Can you get a refund on airfare if the price drops?
By stephliebold on May 21, 2014
If the price falls on your airfare and you’ve already bought your ticket, does it make a sound? (Cha-ching?)
I had heard that if you booked a ticket and then the price went down, there was some way to get a refund for the difference. I wondered if it was a real thing or an urban legend.
After looking into it, I found these refunds do exist, but only under very specific circumstances. Here’s how to increase your chances of spotting airfare price drop refunds in the wild.
Read the fine print (for real this time)!
Factors to keep an eye out for:
- Is the ticket refundable, partially refundable, or nonrefundable? Policies can vary within an airline depending on what type of ticket you buy. Hint: If it’s a low price ticket, it’s probably nonrefundable.
- Refunds are often in the form of a voucher or credit towards a future flight (especially if you’re buying cheap tickets), not actual cash or money back on your card.
- Some airlines charge hefty change fees that may outweigh your potential refund or require the price to drop a certain minimum amount before it’s eligible.
- The lower fare may have to be on the exact flight you booked originally.
- Advance purchase may be required for a refund.
With all this in mind, you may be able to purchase a ticket that offers some kind of refund if prices later drop. This made me feel better about buying tickets earlier than recommended.
Examples from actual airlines
Before I bought my plane tickets for BlogHer '14, I checked into the policies of these carriers. Here’s how they apply some of the rules above:
- Alaska Airlines: If you book via their site and find a lower fare there within 24 hours, you can request a refund for the difference. After that, lower fares for the same itinerary are eligible for a credit towards a future flight or – if you have a fully refundable ticket – a refund in the original form of payment.
- Southwest does not charge change fees, so you should be able to just rebook if you find a lower fare on their site. Depending on the ticket type, the difference will either be refunded to the original form of payment or be issued as credit towards a future flight.
- U.S. Airways has a “lower fare guarantee,” but they deduct change fees if you try to take them up on it. Change fees are $150-$200 per passenger for domestic flights, and $150-750 per passenger for international flights. So the lower fare would have to be a whole bunch lower than what you paid for it to be worthwhile, which seems unlikely – even on the best possible day.

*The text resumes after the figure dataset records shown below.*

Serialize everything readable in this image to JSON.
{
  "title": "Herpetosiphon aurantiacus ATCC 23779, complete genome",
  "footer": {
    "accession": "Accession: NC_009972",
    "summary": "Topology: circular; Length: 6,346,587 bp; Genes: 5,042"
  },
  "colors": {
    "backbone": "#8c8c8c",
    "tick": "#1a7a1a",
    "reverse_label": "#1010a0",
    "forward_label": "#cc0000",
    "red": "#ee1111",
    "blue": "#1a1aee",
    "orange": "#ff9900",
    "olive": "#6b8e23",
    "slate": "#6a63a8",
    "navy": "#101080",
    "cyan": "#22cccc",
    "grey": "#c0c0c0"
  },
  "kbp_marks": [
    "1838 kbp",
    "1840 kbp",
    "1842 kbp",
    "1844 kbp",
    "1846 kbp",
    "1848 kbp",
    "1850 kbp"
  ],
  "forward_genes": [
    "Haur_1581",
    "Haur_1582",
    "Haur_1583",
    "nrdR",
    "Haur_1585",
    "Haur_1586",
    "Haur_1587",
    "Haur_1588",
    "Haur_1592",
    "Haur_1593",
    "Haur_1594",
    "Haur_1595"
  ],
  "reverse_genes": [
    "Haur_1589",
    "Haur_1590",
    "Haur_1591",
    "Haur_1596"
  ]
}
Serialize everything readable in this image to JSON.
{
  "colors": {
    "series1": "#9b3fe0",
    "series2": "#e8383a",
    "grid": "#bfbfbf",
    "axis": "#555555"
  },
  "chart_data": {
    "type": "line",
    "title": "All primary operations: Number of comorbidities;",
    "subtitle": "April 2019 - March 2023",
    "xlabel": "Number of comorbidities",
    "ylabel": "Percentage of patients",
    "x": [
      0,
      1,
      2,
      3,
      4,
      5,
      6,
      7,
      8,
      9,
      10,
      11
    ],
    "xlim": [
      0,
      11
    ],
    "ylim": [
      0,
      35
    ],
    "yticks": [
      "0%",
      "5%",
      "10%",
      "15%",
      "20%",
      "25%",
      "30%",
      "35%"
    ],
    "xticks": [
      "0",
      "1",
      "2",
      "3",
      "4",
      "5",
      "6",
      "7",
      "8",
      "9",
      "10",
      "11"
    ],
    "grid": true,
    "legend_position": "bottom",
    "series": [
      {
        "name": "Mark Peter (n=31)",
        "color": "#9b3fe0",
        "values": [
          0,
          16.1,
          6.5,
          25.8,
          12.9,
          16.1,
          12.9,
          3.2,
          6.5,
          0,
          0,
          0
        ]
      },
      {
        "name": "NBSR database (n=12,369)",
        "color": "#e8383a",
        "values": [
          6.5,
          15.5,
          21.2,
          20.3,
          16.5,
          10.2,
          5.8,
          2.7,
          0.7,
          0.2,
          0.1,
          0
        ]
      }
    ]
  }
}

How do you know if the fare drops?
Before publishing this post today, I did a quick price check online. It's been a couple weeks since I bought my 3 one-way tickets (I'm making an extra stop on the way to the conference) and published the original post on this topic. One Southwest fare actually decreased a little, so I clicked the change flight link, entered my info, and re-selected my flight. I now have a credit towards a future flight, and it was super easy.
Besides manually checking prices, you can also sign up for fare alerts from your airline (if they offer them), or sign up for a fare alert service, such as Airfare Watchdog, FareCompare, or Yapta. (Those came up during my research, but I haven’t tried them out yet and can’t vouch for them.)

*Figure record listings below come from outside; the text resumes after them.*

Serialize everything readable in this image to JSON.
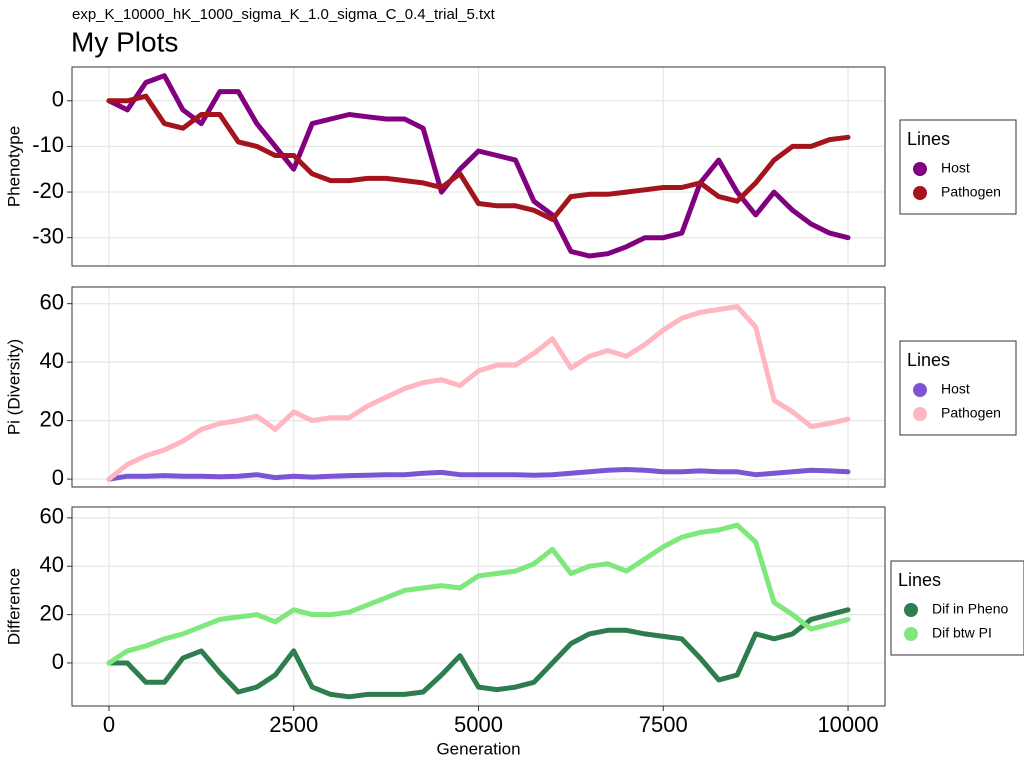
{
  "subtitle": "exp_K_10000_hK_1000_sigma_K_1.0_sigma_C_0.4_trial_5.txt",
  "title": "My Plots",
  "chart_data": [
    {
      "type": "line",
      "ylabel": "Phenotype",
      "legend_title": "Lines",
      "legend": "right",
      "grid": true,
      "xlim": [
        -500,
        10500
      ],
      "xticks": [
        0,
        2500,
        5000,
        7500,
        10000
      ],
      "ylim": [
        -36.2,
        7.4
      ],
      "yticks": [
        -30,
        -20,
        -10,
        0
      ],
      "x": [
        0,
        250,
        500,
        750,
        1000,
        1250,
        1500,
        1750,
        2000,
        2250,
        2500,
        2750,
        3000,
        3250,
        3500,
        3750,
        4000,
        4250,
        4500,
        4750,
        5000,
        5250,
        5500,
        5750,
        6000,
        6250,
        6500,
        6750,
        7000,
        7250,
        7500,
        7750,
        8000,
        8250,
        8500,
        8750,
        9000,
        9250,
        9500,
        9750,
        10000
      ],
      "series": [
        {
          "name": "Host",
          "color": "#800080",
          "values": [
            0,
            -2,
            4,
            5.5,
            -2,
            -5,
            2,
            2,
            -5,
            -10,
            -15,
            -5,
            -4,
            -3,
            -3.5,
            -4,
            -4,
            -6,
            -20,
            -15,
            -11,
            -12,
            -13,
            -22,
            -25,
            -33,
            -34,
            -33.5,
            -32,
            -30,
            -30,
            -29,
            -18,
            -13,
            -20,
            -25,
            -20,
            -24,
            -27,
            -29,
            -30
          ]
        },
        {
          "name": "Pathogen",
          "color": "#a3141c",
          "values": [
            0,
            0,
            1,
            -5,
            -6,
            -3,
            -3,
            -9,
            -10,
            -12,
            -12,
            -16,
            -17.5,
            -17.5,
            -17,
            -17,
            -17.5,
            -18,
            -19,
            -16,
            -22.5,
            -23,
            -23,
            -24,
            -26,
            -21,
            -20.5,
            -20.5,
            -20,
            -19.5,
            -19,
            -19,
            -18,
            -21,
            -22,
            -18,
            -13,
            -10,
            -10,
            -8.5,
            -8
          ]
        }
      ]
    },
    {
      "type": "line",
      "ylabel": "Pi (Diversity)",
      "legend_title": "Lines",
      "legend": "right",
      "grid": true,
      "xlim": [
        -500,
        10500
      ],
      "xticks": [
        0,
        2500,
        5000,
        7500,
        10000
      ],
      "ylim": [
        -2.7,
        65.7
      ],
      "yticks": [
        0,
        20,
        40,
        60
      ],
      "x": [
        0,
        250,
        500,
        750,
        1000,
        1250,
        1500,
        1750,
        2000,
        2250,
        2500,
        2750,
        3000,
        3250,
        3500,
        3750,
        4000,
        4250,
        4500,
        4750,
        5000,
        5250,
        5500,
        5750,
        6000,
        6250,
        6500,
        6750,
        7000,
        7250,
        7500,
        7750,
        8000,
        8250,
        8500,
        8750,
        9000,
        9250,
        9500,
        9750,
        10000
      ],
      "series": [
        {
          "name": "Host",
          "color": "#7b55d3",
          "values": [
            0,
            1,
            1,
            1.2,
            1,
            1,
            0.8,
            1,
            1.5,
            0.5,
            1,
            0.7,
            1,
            1.2,
            1.3,
            1.5,
            1.5,
            2,
            2.3,
            1.5,
            1.5,
            1.5,
            1.5,
            1.3,
            1.5,
            2,
            2.5,
            3,
            3.3,
            3,
            2.5,
            2.5,
            2.8,
            2.5,
            2.5,
            1.5,
            2,
            2.5,
            3,
            2.8,
            2.5
          ]
        },
        {
          "name": "Pathogen",
          "color": "#ffb6c1",
          "values": [
            0,
            5,
            8,
            10,
            13,
            17,
            19,
            20,
            21.5,
            17,
            23,
            20,
            21,
            21,
            25,
            28,
            31,
            33,
            34,
            32,
            37,
            39,
            39,
            43,
            48,
            38,
            42,
            44,
            42,
            46,
            51,
            55,
            57,
            58,
            59,
            52,
            27,
            23,
            18,
            19,
            20.5
          ]
        }
      ]
    },
    {
      "type": "line",
      "ylabel": "Difference",
      "xlabel": "Generation",
      "legend_title": "Lines",
      "legend": "right",
      "grid": true,
      "xlim": [
        -500,
        10500
      ],
      "xticks": [
        0,
        2500,
        5000,
        7500,
        10000
      ],
      "ylim": [
        -17.8,
        64.5
      ],
      "yticks": [
        0,
        20,
        40,
        60
      ],
      "x": [
        0,
        250,
        500,
        750,
        1000,
        1250,
        1500,
        1750,
        2000,
        2250,
        2500,
        2750,
        3000,
        3250,
        3500,
        3750,
        4000,
        4250,
        4500,
        4750,
        5000,
        5250,
        5500,
        5750,
        6000,
        6250,
        6500,
        6750,
        7000,
        7250,
        7500,
        7750,
        8000,
        8250,
        8500,
        8750,
        9000,
        9250,
        9500,
        9750,
        10000
      ],
      "series": [
        {
          "name": "Dif in Pheno",
          "color": "#2e7d4f",
          "values": [
            0,
            0,
            -8,
            -8,
            2,
            5,
            -4,
            -12,
            -10,
            -5,
            5,
            -10,
            -13,
            -14,
            -13,
            -13,
            -13,
            -12,
            -5,
            3,
            -10,
            -11,
            -10,
            -8,
            0,
            8,
            12,
            13.5,
            13.5,
            12,
            11,
            10,
            2,
            -7,
            -5,
            12,
            10,
            12,
            18,
            20,
            22
          ]
        },
        {
          "name": "Dif btw PI",
          "color": "#7fe87c",
          "values": [
            0,
            5,
            7,
            10,
            12,
            15,
            18,
            19,
            20,
            17,
            22,
            20,
            20,
            21,
            24,
            27,
            30,
            31,
            32,
            31,
            36,
            37,
            38,
            41,
            47,
            37,
            40,
            41,
            38,
            43,
            48,
            52,
            54,
            55,
            57,
            50,
            25,
            20,
            14,
            16,
            18
          ]
        }
      ]
    }
  ]
}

Have you ever gotten a fare drop refund? Or tried a fare alert service? I’d love to hear about your experience!
- There are additional resources on Travelcraft Journal.
- The Best Time to Book Your Flight to BlogHer - or Anywhere is kind of Part 1 of this post.
- This is for informational purposes only. The airlines can change their policies at any time, so you’ll want to do your own research.
- I did not receive any compensation from any of the companies listed and am not endorsing any of them.